Similarly, participants with a slightly lower but still above-normal BMI of 25-27 kg/m² showed a modestly increased risk of developing MS later in life: The ORs were 1.4 in the Swedish study and 1.3 in the American study.

These ORs were unchanged when a sensitivity analysis was performed, including only the study subjects who had been genotyped.

Participants who carried the high-risk HLA-DRB1*15 gene, did not carry the protective HLA-A*02 gene, and had a BMI of 27 kg/ m² or greater at age 20 years had an OR of 16.2 for developing later MS, compared with those who had none of those risk factors. In contrast, subjects who had the same HLA profile but had not been obese at age 20 years had an OR of only 5.1.

The investigators proposed that the low-grade chronic inflammation associated with obesity, together with obesity’s adverse effects on autoimmunity, may raise the risk of HLA-related activation of T cells that attack the CNS.

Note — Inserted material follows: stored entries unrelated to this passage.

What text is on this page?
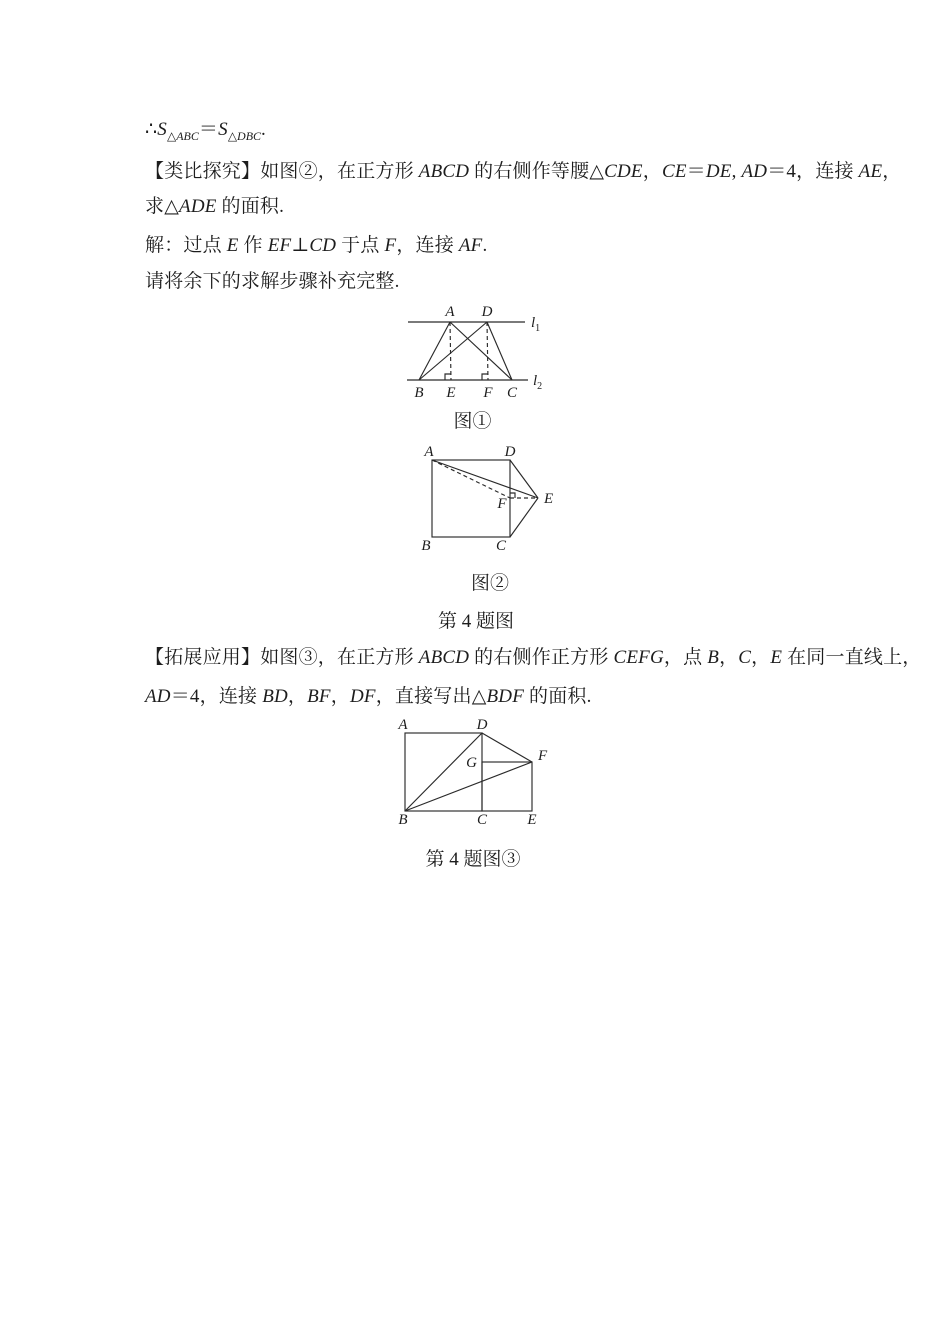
$\therefore S_{\triangle ABC}=S_{\triangle DBC}$.
【类比探究】如图②，在正方形 ABCD 的右侧作等腰△CDE，CE＝DE, AD＝4，连接 AE，
求△ADE 的面积.
解：过点 E 作 EF⊥CD 于点 F，连接 AF.
请将余下的求解步骤补充完整.
A D
B E F C
$l_1$
$l_2$
图①
A	D
B	C
E
F
图②
第 4 题图
【拓展应用】如图③，在正方形 ABCD 的右侧作正方形 CEFG，点 B，C，E 在同一直线上，
AD＝4，连接 BD，BF，DF，直接写出△BDF 的面积.
A	D
G	F
B	C	E
第 4 题图③
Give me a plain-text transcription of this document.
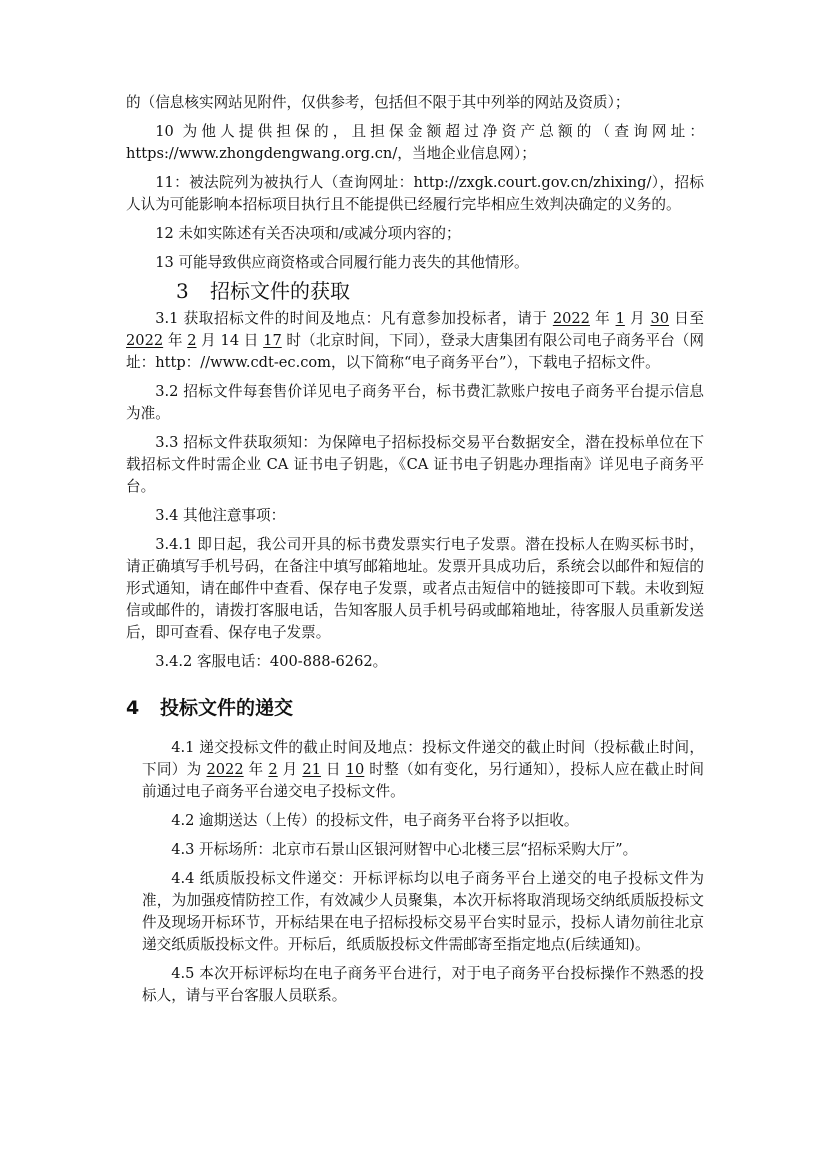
的（信息核实网站见附件，仅供参考，包括但不限于其中列举的网站及资质）；

10 为他人提供担保的，且担保金额超过净资产总额的（查询网址：https://www.zhongdengwang.org.cn/，当地企业信息网）；

11：被法院列为被执行人（查询网址：http://zxgk.court.gov.cn/zhixing/），招标人认为可能影响本招标项目执行且不能提供已经履行完毕相应生效判决确定的义务的。

12 未如实陈述有关否决项和/或减分项内容的；

13 可能导致供应商资格或合同履行能力丧失的其他情形。

3 招标文件的获取

3.1 获取招标文件的时间及地点：凡有意参加投标者，请于 2022 年 1 月 30 日至 2022 年 2 月 14 日 17 时（北京时间，下同），登录大唐集团有限公司电子商务平台（网址：http：//www.cdt-ec.com，以下简称“电子商务平台”），下载电子招标文件。

3.2 招标文件每套售价详见电子商务平台，标书费汇款账户按电子商务平台提示信息为准。

3.3 招标文件获取须知：为保障电子招标投标交易平台数据安全，潜在投标单位在下载招标文件时需企业 CA 证书电子钥匙，《CA 证书电子钥匙办理指南》详见电子商务平台。

3.4 其他注意事项：

3.4.1 即日起，我公司开具的标书费发票实行电子发票。潜在投标人在购买标书时，请正确填写手机号码，在备注中填写邮箱地址。发票开具成功后，系统会以邮件和短信的形式通知，请在邮件中查看、保存电子发票，或者点击短信中的链接即可下载。未收到短信或邮件的，请拨打客服电话，告知客服人员手机号码或邮箱地址，待客服人员重新发送后，即可查看、保存电子发票。

3.4.2 客服电话：400-888-6262。

4 投标文件的递交

4.1 递交投标文件的截止时间及地点：投标文件递交的截止时间（投标截止时间，下同）为 2022 年 2 月 21 日 10 时整（如有变化，另行通知），投标人应在截止时间前通过电子商务平台递交电子投标文件。

4.2 逾期送达（上传）的投标文件，电子商务平台将予以拒收。

4.3 开标场所：北京市石景山区银河财智中心北楼三层“招标采购大厅”。

4.4 纸质版投标文件递交：开标评标均以电子商务平台上递交的电子投标文件为准，为加强疫情防控工作，有效减少人员聚集，本次开标将取消现场交纳纸质版投标文件及现场开标环节，开标结果在电子招标投标交易平台实时显示，投标人请勿前往北京递交纸质版投标文件。开标后，纸质版投标文件需邮寄至指定地点(后续通知)。

4.5 本次开标评标均在电子商务平台进行，对于电子商务平台投标操作不熟悉的投标人，请与平台客服人员联系。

Both the Swedish and the American study were limited in that they were retrospective and relied on participants’ self-reports. In addition, Dr. Hedström and her associates modified the usual definition of obesity for the purposes of their study. The typical standard for obesity is a BMI of greater than 30 kg/m², not greater than 27 kg/m². However, the number of subjects at this level of BMI was too small in the Swedish cohort to allow accurate analysis, so the researchers combined the top two categories of BMI into one designation of "obese."

This study was supported by several private nonprofit foundations, the Swedish Research Council for Health, Working Life and Welfare, and the U.S. National Institute of Neurological Disorders and Stroke. Dr. Hedström and five of the other seven authors reported no financial conflicts of interest. One coauthor reported ties to numerous industry sources and one reported receiving research support from Swedish government agencies.